5. Discussion and conclusions
Effective and safe maritime transport is indispensable for global and European trade in goods. In the EU, maritime freight transport services account for more than two-thirds of freight transport performance. Maritime and road transport represent over 90% of total freight transport performance in the EU.(1) Eurostat (February 2026) Freight transport statistics – modal split <https://ec.europa.eu/eurostat/statistics-explained/index.php?title=Freight_transport_statistics_-_modal_split>. Sea carriage of passengers is also important, especially for Italy and the Mediterranean and the Baltic Sea.(2) Eurostat (27 November 2025), Maritime passengers in EU up by 24.3 million in 2024. <https://ec.europa.eu/eurostat/web/products-eurostat-news/w/ddn-20251127-1>. The sea routes between the UK and the EU carried 18.4 million international sea passengers in 2024.(3) UK Department for Transport (30 July 2025), Sea passenger statistics: international sea passengers 2024 <https://www.gov.uk/government/statistics/sea-passenger-statistics-all-routes-2024/sea-passenger-statistics-international-sea-passengers-2024>. For the EEA States Norway and Iceland maritime transport is also crucial for sea carriage of cargo and passengers.(4) The Norwegian Coastal Administration, Maritime transport <https://www.kystverket.no/sjotransport-og-havn/sjotransport/sjotransportbransjen/>.

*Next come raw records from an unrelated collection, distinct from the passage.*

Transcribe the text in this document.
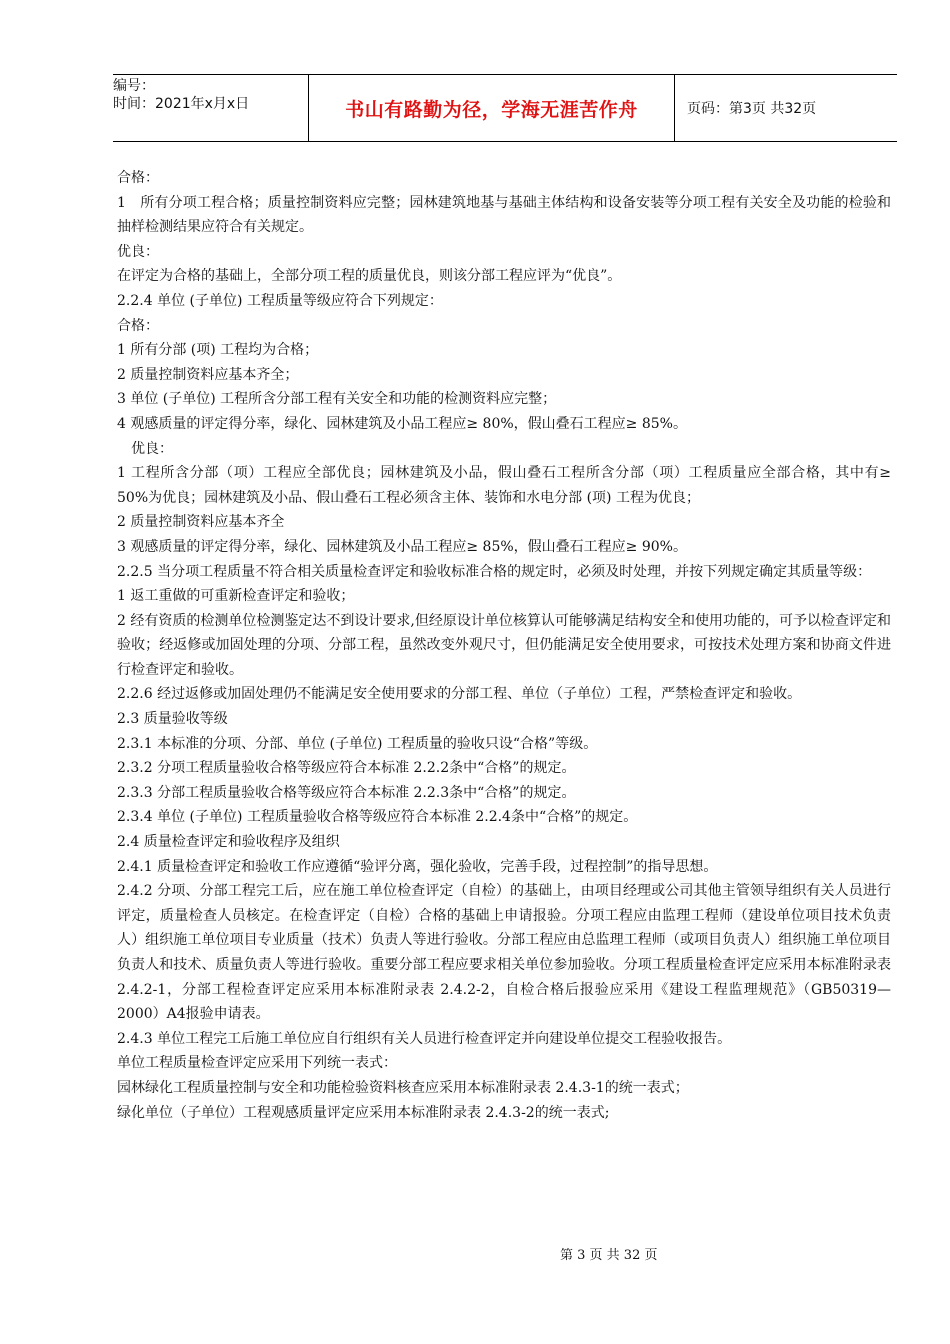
编号：
时间：2021年x月x日	书山有路勤为径，学海无涯苦作舟	页码：第3页 共32页

合格：

1　所有分项工程合格；质量控制资料应完整；园林建筑地基与基础主体结构和设备安装等分项工程有关安全及功能的检验和抽样检测结果应符合有关规定。

优良：

在评定为合格的基础上，全部分项工程的质量优良，则该分部工程应评为“优良”。

2.2.4 单位 (子单位) 工程质量等级应符合下列规定：

合格：

1 所有分部 (项) 工程均为合格；

2 质量控制资料应基本齐全；

3 单位 (子单位) 工程所含分部工程有关安全和功能的检测资料应完整；

4 观感质量的评定得分率，绿化、园林建筑及小品工程应≥ 80%，假山叠石工程应≥ 85%。

　优良：

1 工程所含分部（项）工程应全部优良；园林建筑及小品，假山叠石工程所含分部（项）工程质量应全部合格，其中有≥ 50%为优良；园林建筑及小品、假山叠石工程必须含主体、装饰和水电分部 (项) 工程为优良；

2 质量控制资料应基本齐全

3 观感质量的评定得分率，绿化、园林建筑及小品工程应≥ 85%，假山叠石工程应≥ 90%。

2.2.5 当分项工程质量不符合相关质量检查评定和验收标准合格的规定时，必须及时处理，并按下列规定确定其质量等级：

1 返工重做的可重新检查评定和验收；

2 经有资质的检测单位检测鉴定达不到设计要求,但经原设计单位核算认可能够满足结构安全和使用功能的，可予以检查评定和验收；经返修或加固处理的分项、分部工程，虽然改变外观尺寸，但仍能满足安全使用要求，可按技术处理方案和协商文件进行检查评定和验收。

2.2.6 经过返修或加固处理仍不能满足安全使用要求的分部工程、单位（子单位）工程，严禁检查评定和验收。

2.3 质量验收等级

2.3.1 本标准的分项、分部、单位 (子单位) 工程质量的验收只设“合格”等级。

2.3.2 分项工程质量验收合格等级应符合本标准 2.2.2条中“合格”的规定。

2.3.3 分部工程质量验收合格等级应符合本标准 2.2.3条中“合格”的规定。

2.3.4 单位 (子单位) 工程质量验收合格等级应符合本标准 2.2.4条中“合格”的规定。

2.4 质量检查评定和验收程序及组织

2.4.1 质量检查评定和验收工作应遵循“验评分离，强化验收，完善手段，过程控制”的指导思想。

2.4.2 分项、分部工程完工后，应在施工单位检查评定（自检）的基础上，由项目经理或公司其他主管领导组织有关人员进行评定，质量检查人员核定。在检查评定（自检）合格的基础上申请报验。分项工程应由监理工程师（建设单位项目技术负责人）组织施工单位项目专业质量（技术）负责人等进行验收。分部工程应由总监理工程师（或项目负责人）组织施工单位项目负责人和技术、质量负责人等进行验收。重要分部工程应要求相关单位参加验收。分项工程质量检查评定应采用本标准附录表 2.4.2-1，分部工程检查评定应采用本标准附录表 2.4.2-2，自检合格后报验应采用《建设工程监理规范》（GB50319—2000）A4报验申请表。

2.4.3 单位工程完工后施工单位应自行组织有关人员进行检查评定并向建设单位提交工程验收报告。

单位工程质量检查评定应采用下列统一表式：

园林绿化工程质量控制与安全和功能检验资料核查应采用本标准附录表 2.4.3-1的统一表式；

绿化单位（子单位）工程观感质量评定应采用本标准附录表 2.4.3-2的统一表式;

第 3 页 共 32 页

Obviously, the smooth flow of maritime transport services is fully dependent on non-discriminatory, transparent and fair legal and regulatory frameworks. This is fully recognized in the Regulation 4055/86 and in the provisions of the TCA. As cases such as Vlaams Gewest show, EU law seeks to ensure that companies may access to shipping routes and ports of other Member States and operate there on equal conditions. Crucially, EU law provides shipping companies with actionable rights against unlawful restrictions of free movement imposed by Member States.

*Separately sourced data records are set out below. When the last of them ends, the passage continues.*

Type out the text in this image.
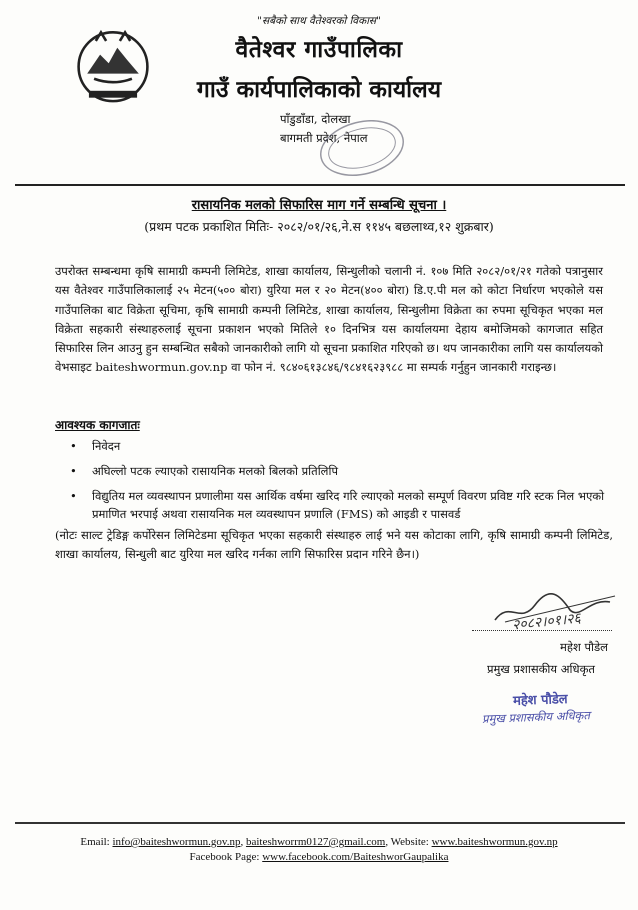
"सबैको साथ वैतेश्वरको विकास"
वैतेश्वर गाउँपालिका
गाउँ कार्यपालिकाको कार्यालय
पाँडुडाँडा, दोलखा
बागमती प्रदेश, नेपाल
रासायनिक मलको सिफारिस माग गर्ने सम्बन्धि सूचना ।
(प्रथम पटक प्रकाशित मितिः- २०८२/०१/२६,ने.स ११४५ बछलाथ्व,१२ शुक्रबार)
उपरोक्त सम्बन्धमा कृषि सामाग्री कम्पनी लिमिटेड, शाखा कार्यालय, सिन्धुलीको चलानी नं. १०७ मिति २०८२/०१/२१ गतेको पत्रानुसार यस वैतेश्वर गाउँपालिकालाई २५ मेटन(५०० बोरा) युरिया मल र २० मेटन(४०० बोरा) डि.ए.पी मल को कोटा निर्धारण भएकोले यस गाउँपालिका बाट विक्रेता सूचिमा, कृषि सामाग्री कम्पनी लिमिटेड, शाखा कार्यालय, सिन्धुलीमा विक्रेता का रुपमा सूचिकृत भएका मल विक्रेता सहकारी संस्थाहरुलाई सूचना प्रकाशन भएको मितिले १० दिनभित्र यस कार्यालयमा देहाय बमोजिमको कागजात सहित सिफारिस लिन आउनु हुन सम्बन्धित सबैको जानकारीको लागि यो सूचना प्रकाशित गरिएको छ। थप जानकारीका लागि यस कार्यालयको वेभसाइट baiteshwormun.gov.np वा फोन नं. ९८४०६१३८४६/९८४१६२३९८८ मा सम्पर्क गर्नुहुन जानकारी गराइन्छ।
आवश्यक कागजातः
• निवेदन
• अघिल्लो पटक ल्याएको रासायनिक मलको बिलको प्रतिलिपि
• विद्युतिय मल व्यवस्थापन प्रणालीमा यस आर्थिक वर्षमा खरिद गरि ल्याएको मलको सम्पूर्ण विवरण प्रविष्ट गरि स्टक निल भएको प्रमाणित भरपाई अथवा रासायनिक मल व्यवस्थापन प्रणालि (FMS) को आइडी र पासवर्ड
(नोटः साल्ट ट्रेडिङ्ग कर्पोरेसन लिमिटेडमा सूचिकृत भएका सहकारी संस्थाहरु लाई भने यस कोटाका लागि, कृषि सामाग्री कम्पनी लिमिटेड, शाखा कार्यालय, सिन्धुली बाट युरिया मल खरिद गर्नका लागि सिफारिस प्रदान गरिने छैन।)
२०८२।०१।२६
महेश पौडेल
प्रमुख प्रशासकीय अधिकृत
महेश पौडेल
प्रमुख प्रशासकीय अधिकृत
Email: info@baiteshwormun.gov.np, baiteshworrm0127@gmail.com, Website: www.baiteshwormun.gov.np
Facebook Page: www.facebook.com/BaiteshworGaupalika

The Vlaams Gewest ruling contributes to the existing and well-established case law of the CJEU on the scope of Regulation 4055/86. The Court does not deviate from its earlier approach to the lawfulness of indistinctly applicable charges under EU law; in this case, VTS services. The Court predictably spells out the criteria to be met for such charges to be acceptable as a proportionate measure based on objectives of overriding public interest.
Importantly, in this case, the Court also has an opportunity to provide a clarification on the implications of ‘Brexit’ for operators of international maritime transport services established in the UK, but operating their services in the EU. The Court examines the legal position of third-country operators of shipping services regulated by free trade agreements with the EU.(5) The UK’s trade relations with the EEA EFTA States Iceland, Liechtenstein and Norway are governed by the Free Trade Agreement concluded in 2021: <https://www.efta.int/trade-relations/free-trade-network/united-kingdom>. This judgment is significant for the future policy of the EU in the international maritime transport sector, as the EU Industrial Maritime Strategy of 2026 emphasizes the Commission’s goal to include comprehensive commitments on international maritime transport services in free trade agreements, improving market access conditions and non-discriminatory treatment of EU operators in third countries.(6) The EU Industrial Maritime Strategy, COM (2026) 111 final, nr. 3.5, p. 11 <https://eur-lex.europa.eu/legal-content/EN/TXT/?uri=comnat:COM_2026_0111_FIN>. Thus, Vlaams Gewest explains some of the aspects of such agreements, using the example of the EU-UK TCA, but also illustrates issues which need to be considered in future negotiations, such as the effect of free trade agreement provisions in the EU legal order.
It should be noted that Regulation 4055/86 provides for the Council to extend the provisions of this Regulation to nationals of a third country who provide maritime transport services and are established in the EU. Although this provision probably aims to include nationals of OECD-countries, its wording is broad enough to cover any nationality, making it potentially relevant for all third States entering into free trade agreements with the EU.
As described earlier, the Court has declined to apply Regulation 4055/86 to an operator from the UK which no no longer meets the criteria for the EU connection set out in Article 1 of the Regulation. Following expiry of the transition period set in the Withdrawal Agreement, the provisions of the TCA, and not the Regulation, now apply to such operators, preventing those operators from invoking Article 191 of the TCA directly in national courts of Member States. Due to the absence of the direct effect, specified in the TCA, disagreements on the interpretation of TCA provisions will have to be resolved through the inter-State dispute settlement mechanism established by the TCA. At the same time, as Advocate General Biondi points out in his opinion in Vlaams Gewest, the national authorities should still interpret domestic law, in so far as possible, in conformity with Article 191 of the TCA.(7) Para 59 of the Opinion. The latter obligation to conform interpretation also follows from the general international legal obligation of States to ensure the effectiveness of their international agreements.